A artista visual sergipana Mai de Jesus faz da memória um território de criação. Em seus trabalhos, cenas do cotidiano, personagens do interior e lembranças da infância ganham forma em obras marcadas pela identidade, sensibilidade e pertencimento. Cada traço revela um pedaço de Sergipe.
Natural de Aracaju, foi nas idas ao sítio dos avós itabaianenses, marchantes, e no encantamento pelas feiras livres que nasceram muitas das referências presentes em sua produção artística. Quintais, ruas, casas, personagens e tradições populares aparecem em seus desenhos como registros afetivos de um estado rico em cultura e histórias.
Sua trajetória também foi construída por experiências em cidades como São Cristóvão e Poço Redondo, onde encontrou novas inspirações na arquitetura, nas paisagens e, principalmente, nas pessoas. A formação em Arquitetura fortaleceu sua relação com o desenho, que se tornou seu principal meio de expressão. Atualmente, sua pesquisa artística também se expande para trabalhos em tela e cerâmica.

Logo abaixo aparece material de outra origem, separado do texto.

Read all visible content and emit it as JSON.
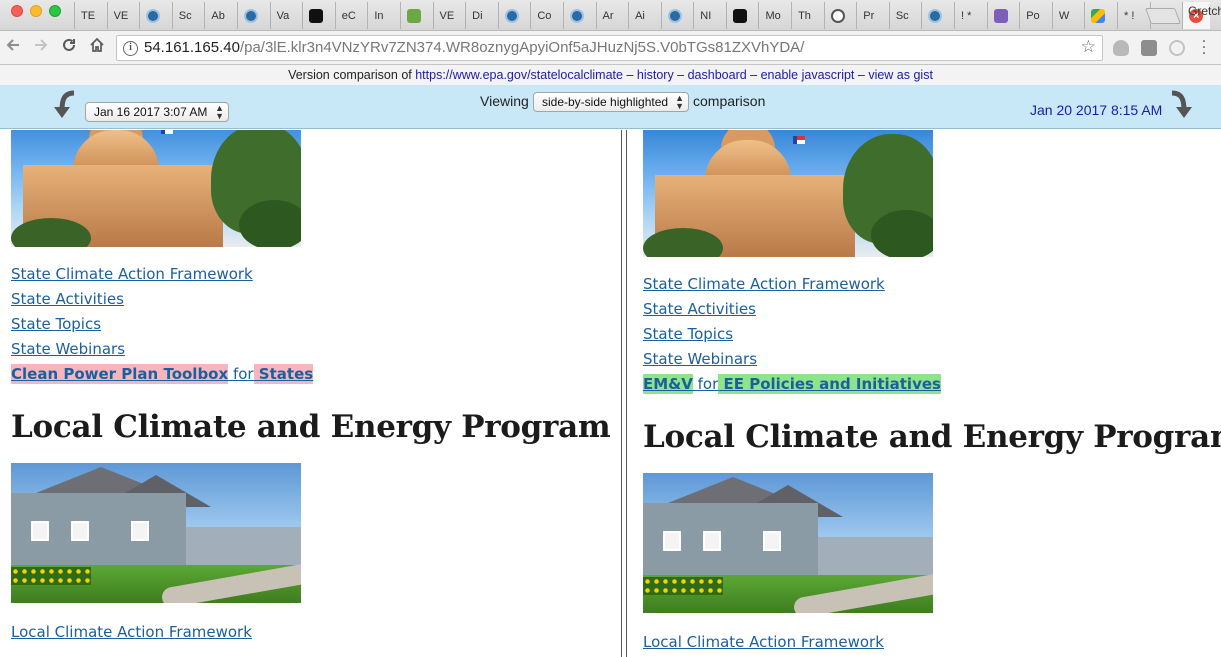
{
  "browser": {
    "tabs": [
      {
        "label": "TE",
        "icon": "page-icon"
      },
      {
        "label": "VE",
        "icon": "page-icon"
      },
      {
        "label": "",
        "icon": "epa-seal-icon"
      },
      {
        "label": "Sc",
        "icon": "page-icon"
      },
      {
        "label": "Ab",
        "icon": "page-icon"
      },
      {
        "label": "",
        "icon": "epa-seal-icon"
      },
      {
        "label": "Va",
        "icon": "page-icon"
      },
      {
        "label": "",
        "icon": "pl-icon"
      },
      {
        "label": "eC",
        "icon": "page-icon"
      },
      {
        "label": "In",
        "icon": "page-icon"
      },
      {
        "label": "",
        "icon": "nc-icon"
      },
      {
        "label": "VE",
        "icon": "page-icon"
      },
      {
        "label": "Di",
        "icon": "page-icon"
      },
      {
        "label": "",
        "icon": "epa-seal-icon"
      },
      {
        "label": "Co",
        "icon": "page-icon"
      },
      {
        "label": "",
        "icon": "epa-seal-icon"
      },
      {
        "label": "Ar",
        "icon": "page-icon"
      },
      {
        "label": "Ai",
        "icon": "page-icon"
      },
      {
        "label": "",
        "icon": "epa-seal-icon"
      },
      {
        "label": "NI",
        "icon": "page-icon"
      },
      {
        "label": "",
        "icon": "pl-icon"
      },
      {
        "label": "Mo",
        "icon": "page-icon"
      },
      {
        "label": "Th",
        "icon": "page-icon"
      },
      {
        "label": "",
        "icon": "gear-icon"
      },
      {
        "label": "Pr",
        "icon": "page-icon"
      },
      {
        "label": "Sc",
        "icon": "page-icon"
      },
      {
        "label": "",
        "icon": "epa-seal-icon"
      },
      {
        "label": "! *",
        "icon": "page-icon"
      },
      {
        "label": "",
        "icon": "m-icon"
      },
      {
        "label": "Po",
        "icon": "page-icon"
      },
      {
        "label": "W",
        "icon": "page-icon"
      },
      {
        "label": "",
        "icon": "maps-icon"
      },
      {
        "label": "* !",
        "icon": "page-icon"
      },
      {
        "label": "",
        "icon": "v-icon"
      }
    ],
    "profile_name": "Gretch",
    "url_host": "54.161.165.40",
    "url_path": "/pa/3lE.klr3n4VNzYRv7ZN374.WR8oznygApyiOnf5aJHuzNj5S.V0bTGs81ZXVhYDA/"
  },
  "compare_header": {
    "prefix": "Version comparison of ",
    "target_url": "https://www.epa.gov/statelocalclimate",
    "sep1": " – ",
    "history": "history",
    "sep2": " – ",
    "dashboard": "dashboard",
    "sep3": " – ",
    "enable_js": "enable javascript",
    "sep4": " – ",
    "gist": "view as gist",
    "viewing_label": "Viewing",
    "mode_value": "side-by-side highlighted",
    "comparison_label": "comparison",
    "left_version": "Jan 16 2017 3:07 AM",
    "right_version": "Jan 20 2017 8:15 AM"
  },
  "left_pane": {
    "links": [
      "State Climate Action Framework",
      "State Activities",
      "State Topics",
      "State Webinars"
    ],
    "changed_a": "Clean Power Plan Toolbox",
    "for_word": " for",
    "changed_b": " States",
    "heading": "Local Climate and Energy Program",
    "bottom_link": "Local Climate Action Framework"
  },
  "right_pane": {
    "links": [
      "State Climate Action Framework",
      "State Activities",
      "State Topics",
      "State Webinars"
    ],
    "changed_a": "EM&V",
    "for_word": " for",
    "changed_b": " EE Policies and Initiatives",
    "heading": "Local Climate and Energy Program",
    "bottom_link": "Local Climate Action Framework"
  },
  "colors": {
    "deletion_highlight": "#f7b5be",
    "insertion_highlight": "#8fe38a",
    "link": "#1a5f9e",
    "nav_bar": "#c8e8f8"
  }
}
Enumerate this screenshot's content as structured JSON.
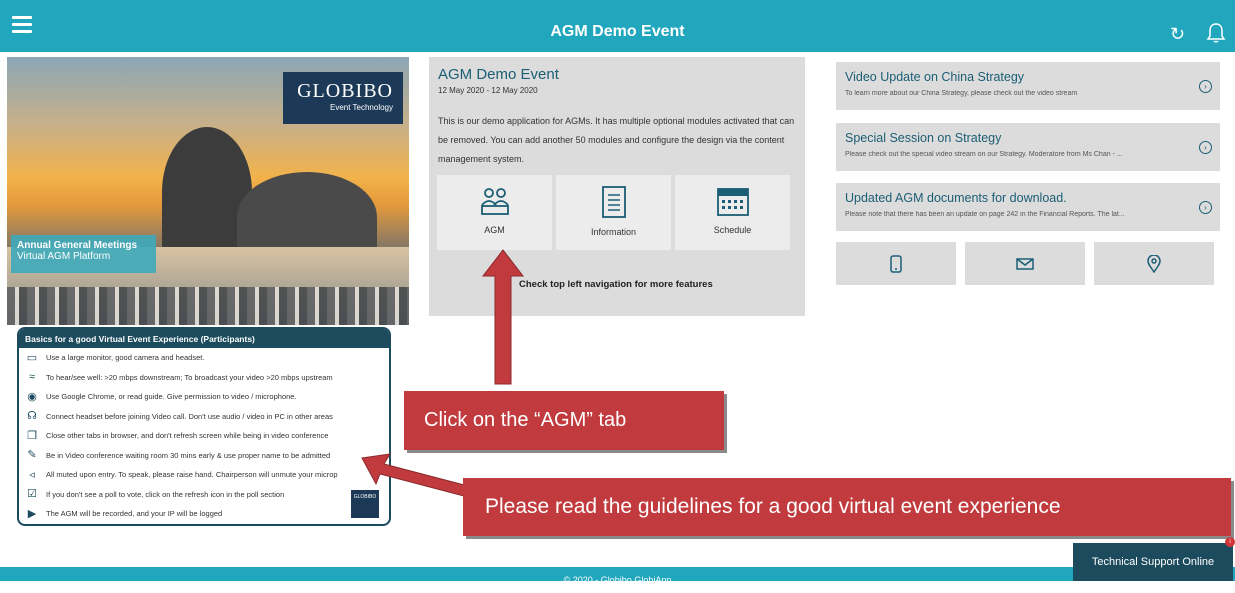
{
  "header": {
    "title": "AGM Demo Event"
  },
  "hero": {
    "logo_brand": "GLOBIBO",
    "logo_sub": "Event Technology",
    "band_line1": "Annual General Meetings",
    "band_line2": "Virtual AGM Platform"
  },
  "guidelines": {
    "title": "Basics for a good Virtual Event Experience (Participants)",
    "items": [
      {
        "icon": "monitor-icon",
        "text": "Use a large monitor, good camera and headset."
      },
      {
        "icon": "wifi-icon",
        "text": "To hear/see well: >20 mbps downstream; To broadcast your video >20 mbps upstream"
      },
      {
        "icon": "chrome-icon",
        "text": "Use Google Chrome, or read guide. Give permission to video / microphone."
      },
      {
        "icon": "headset-icon",
        "text": "Connect headset before joining Video call. Don't use audio / video in PC in other areas"
      },
      {
        "icon": "tabs-icon",
        "text": "Close other tabs in browser, and don't refresh screen while being in video conference"
      },
      {
        "icon": "edit-icon",
        "text": "Be in Video conference waiting room 30 mins early & use proper name to be admitted"
      },
      {
        "icon": "mute-icon",
        "text": "All muted upon entry. To speak, please raise hand. Chairperson will unmute your microp"
      },
      {
        "icon": "poll-icon",
        "text": "If you don't see a poll to vote, click on the refresh icon in the poll section"
      },
      {
        "icon": "camera-icon",
        "text": "The AGM will be recorded, and your IP will be logged"
      }
    ],
    "mini_logo": "GLOBIBO"
  },
  "event": {
    "title": "AGM Demo Event",
    "date": "12 May 2020 - 12 May 2020",
    "description": "This is our demo application for AGMs. It has multiple optional modules activated that can be removed. You can add another 50 modules and configure the design via the content management system.",
    "tiles": [
      {
        "label": "AGM",
        "icon": "people-icon"
      },
      {
        "label": "Information",
        "icon": "document-icon"
      },
      {
        "label": "Schedule",
        "icon": "calendar-icon"
      }
    ],
    "hint": "Check top left navigation for more features"
  },
  "news": [
    {
      "title": "Video Update on China Strategy",
      "desc": "To learn more about our China Strategy, please check out the video stream"
    },
    {
      "title": "Special Session on Strategy",
      "desc": "Please check out the special video stream on our Strategy. Moderatore from Ms Chan - ..."
    },
    {
      "title": "Updated AGM documents for download.",
      "desc": "Please note that there has been an update on page 242 in the Financial Reports. The lat..."
    }
  ],
  "actions": [
    "phone-icon",
    "mail-icon",
    "location-icon"
  ],
  "callouts": {
    "agm_tab": "Click on the “AGM” tab",
    "guidelines": "Please read the guidelines for a good virtual event experience"
  },
  "footer": {
    "text": "© 2020 - Globibo GlobiApp"
  },
  "support": {
    "label": "Technical Support Online",
    "badge": "i"
  }
}
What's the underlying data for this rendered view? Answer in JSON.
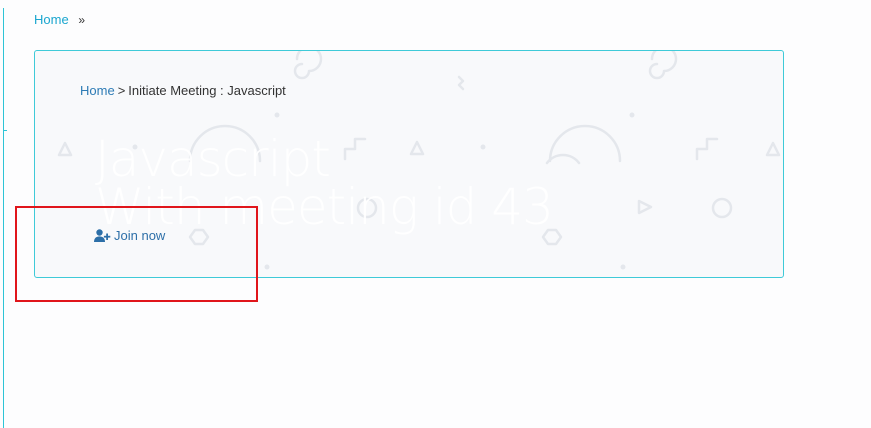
{
  "top_breadcrumb": {
    "home_label": "Home",
    "separator": "»"
  },
  "card": {
    "breadcrumb": {
      "home_label": "Home",
      "separator": ">",
      "current_label": "Initiate Meeting : Javascript"
    },
    "title_line1": "Javascript",
    "title_line2": "With meeting id 43",
    "join_label": "Join now",
    "join_icon": "user-plus-icon"
  },
  "colors": {
    "accent_cyan": "#3fcad8",
    "link_blue": "#1aa6cf",
    "link_dark_blue": "#2d7bb5",
    "highlight_red": "#e0151b"
  }
}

O reconhecimento do seu trabalho vem se consolidando por meio da participação em importantes mostras e exposições. Entre os destaques estão a Bienal de Arquitetura Brasileira (BAB), em São Paulo, integrando o ambiente Relicário de Voinha, assinado pelo escritório sergipano Mangaba Estúdio; a II Semana de Arte da Wert Investimentos, em Aracaju, com curadoria de Sara Barbosa; e a exposição Juninas, da Galeria Álvaro Santos, com curadoria de Jaci Rosa Cruz.
Com uma produção que dialoga com as raízes sergipanas de forma autêntica e sensível, Mai de Jesus constrói uma obra que preserva memórias, valoriza a cultura popular e reafirma a identidade do povo sergipano. Seu trabalho tem conquistado espaço no cenário das artes visuais e reforça a força da produção artística de Sergipe dentro e fora do estado.